Folk living across the area could face longer waits for a fire engine if new proposals to close Alfreton Fire Station go ahead, unions have warned.
Under plans currently under consultation, Alfreton will share two fire engines with Ripley, Heanor and Crich - operating from one central station in Ripley.
This is a reduction from the current two housed at Alfreton and five overall which serve it and the three other stations set to close.
A spokesman from the Fire Brigades Union Alfreton branch said: “With the nearest fire engine coming from Ripley, many residential and industrial areas particularly in Alfreton and to the north and east would face increased emergency response times,
“Put bluntly, if you live in Alfreton, Swanwick, Leabrooks, Somercotes, South Normanton, Blackwell, Newton or Tibshelf, you will be waiting longer for a fire engine.
“This proposal also has a significant personal impact. The majority of retained firefighters currently serving at these stations face redundancy.
“Firstly due to the reductions in personnel, and secondly, because many will no longer live close enough to the new station to meet the required response time.”
Derbyshire Fire & Rescue Service plans to site the new station off the A610 to the east of its intersection with the A38.
Of the two fire engines based there, one would be staffed by 28 full-time staff and the other would be staffed by up to 17 retained staff.

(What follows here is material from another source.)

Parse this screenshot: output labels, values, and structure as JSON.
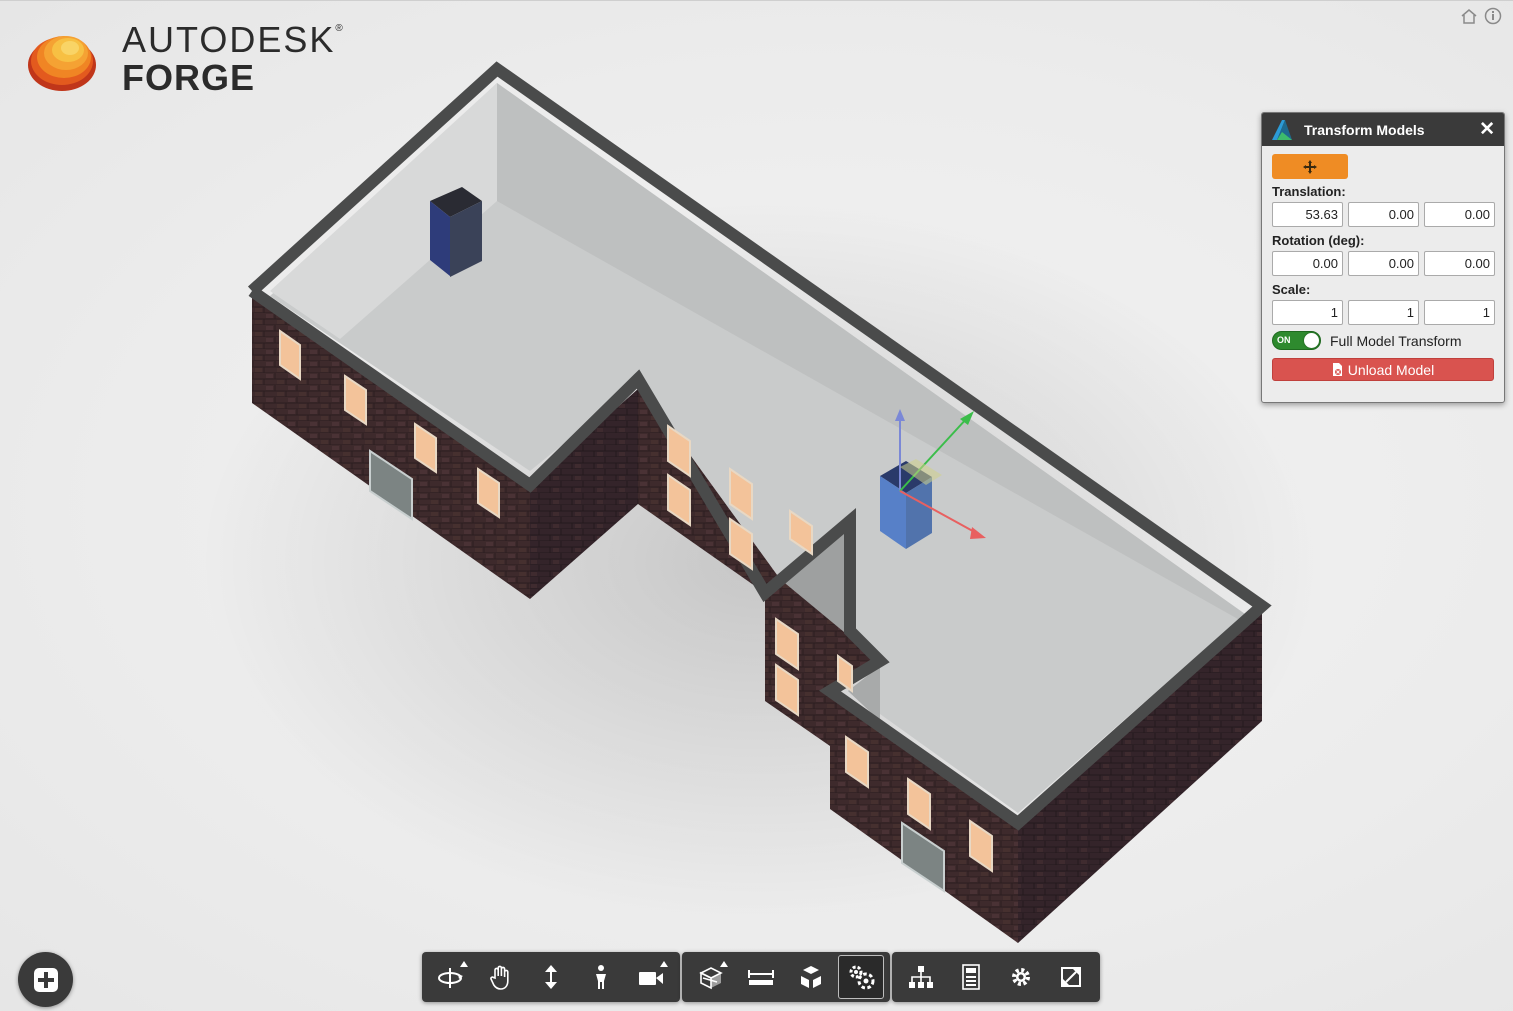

If implemented in full, the plans would mean the loss of 16 fire engines and 11 fire stations with a loss of over 100 full-time firefighter posts.
Mark Longden, a retained firefighter at Alfreton Fire Station, said: “I am extremely concerned that a reduction within the area would put lives at greater risk in the community as well as local businesses.

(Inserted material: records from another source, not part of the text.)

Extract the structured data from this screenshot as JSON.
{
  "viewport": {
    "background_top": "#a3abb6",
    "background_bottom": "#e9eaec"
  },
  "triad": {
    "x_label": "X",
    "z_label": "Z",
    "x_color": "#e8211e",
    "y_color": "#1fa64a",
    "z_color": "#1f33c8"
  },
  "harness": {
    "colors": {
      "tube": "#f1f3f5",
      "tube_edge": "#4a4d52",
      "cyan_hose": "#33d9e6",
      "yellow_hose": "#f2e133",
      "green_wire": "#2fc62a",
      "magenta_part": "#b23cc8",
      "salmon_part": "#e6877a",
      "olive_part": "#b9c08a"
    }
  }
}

“Alfreton station was upgraded because it has such a large industrial area and now it is facing closure - this will effect our turn around times in those at-risk areas.
“It seems quite a big risk to take - moving away from the area of greater risk.”
The Derbyshire Fire & Rescue consultation document states the number of incidents in the areas served by the four stations has decreased over the last four years by an average of 25 per cent.
And the majority of the areas covered by the four stations are classified as medium and low risk.
The document states those areas deemed as a higher risk will be targeted with significant additional community safety and risk reduction activities.
Chris Tapp, Derbyshire Fire Brigades Secretary, said: “We want this withdrawn and to start afresh looking at alternative methods of saving money.
“We believe these plans are dangerous and will increase response times.
“When a member of the public dials 999 they want a quick response. But Derbyshire Fire & Rescue has admitted the new plans mean only two-thirds of emergency calls will be answered within 10 minutes.”